La rémunération de l’avocat accompagnateur à la médiation
La stratégie de l’avocat n’est pas toujours orientée vers la médiation ou vers un mode amiable de règlement des différends (art. 8-2 du Règlement intérieur national des avocats). Parfois, elle est ordonnée par le juge. Or, l’avocat peut estimer que la stratégie contentieuse sera meilleure. Dans ce cas, ce dernier n’anticipe pas toujours les honoraires qu’il pourrait proposer à son client pour l’accompagner en médiation, si celui-ci estime nécessaire d’y recourir. La relation entre le client et son avocat étant basée sur la liberté et la confidentialité, il n’existe aucune obligation de prévoir en amont une convention d’honoraires pour l’accompagnement en médiation. Lorsqu’elle est proposée par un juge, cela nécessite de la part de l’avocat une pédagogie pour expliquer à son client que ses honoraires d’accompagnement en médiation ne s’ajoutent pas à ce qui était prévu, car ils permettront d’avoir une chance de trouver plus rapidement un accord durable dans l’intérêt de chacun des participants. Cela suppose que l’avocat explique son coût et sa méthodologie pour justifier son accompagnement en médiation.

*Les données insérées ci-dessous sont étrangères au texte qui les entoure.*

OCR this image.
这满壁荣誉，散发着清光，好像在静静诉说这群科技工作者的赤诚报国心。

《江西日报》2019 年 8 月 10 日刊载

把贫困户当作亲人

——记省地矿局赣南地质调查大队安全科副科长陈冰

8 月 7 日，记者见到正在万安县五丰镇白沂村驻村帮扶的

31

Par ailleurs, en listant précisément les opérations de son accompagnement, l’avocat est sans aucun doute un artisan de qualité dans la prescription de la médiation, en permettant au processus de démarrer sur de bonnes bases. Bien expliqué et accepté, l’honoraire de l’avocat accompagnant n’est plus un obstacle à l’entrée en médiation.

La rémunération du médiateur
En dehors des médiations institutionnelles, le médiateur “libéral” détermine sa rémunération. Il peut aussi proposer des honoraires différenciés selon les participants de la médiation, tenant compte des moyens de chacun. Cette question de la rémunération doit être abordée d’emblée, au moment d’amorcer la médiation. Tout comme l’avocat, le médiateur a tout intérêt à lister les actions de sa mission et à estimer le temps qu’il consacrera à l’ensemble de ses tâches. Il peut, pour ce faire, recourir à une charte permettant de détailler aux participants toutes les étapes de ce processus, afin d’obtenir leur accord. Cet effort pédagogique est non seulement nécessaire pour expliquer aux différentes parties prenantes le contenu de la médiation, mais cela lui donne aussi une plus grande crédibilité dans son rôle de tiers.
N’étant ni juge, ni arbitre, ni expert, ni conciliateur, le médiateur se doit d’expliquer son rôle de tiers et toutes les actions qu’il mène en tant que personne neutre dans le cadre d’un litige. En effet, son action ne se résume pas, comme d’aucuns pourraient le penser à tort, à réunir les participants autour d’une table pendant quelques heures. Toute la phase de prise de connaissance et d’analyse du litige dans son entièreté ne doit pas être sous-estimée, tout comme la préparation des entretiens individuels et pléniers. C’est en expliquant son rôle que le médiateur parviendra à justifier ses honoraires auprès des médiés. Cela permettra aussi au processus de démarrer sur de bonnes bases. Le processus de médiation est mis sur de bons rails quand son coût est justifié et accepté par les participants. Les efforts de pédagogie ne sont pas vains et permettent à chacun de bien connaître son rôle, mais aussi de l’accepter.

Dominique Volut
Avocat et médiateur au barreau de Paris, et docteur en droit public.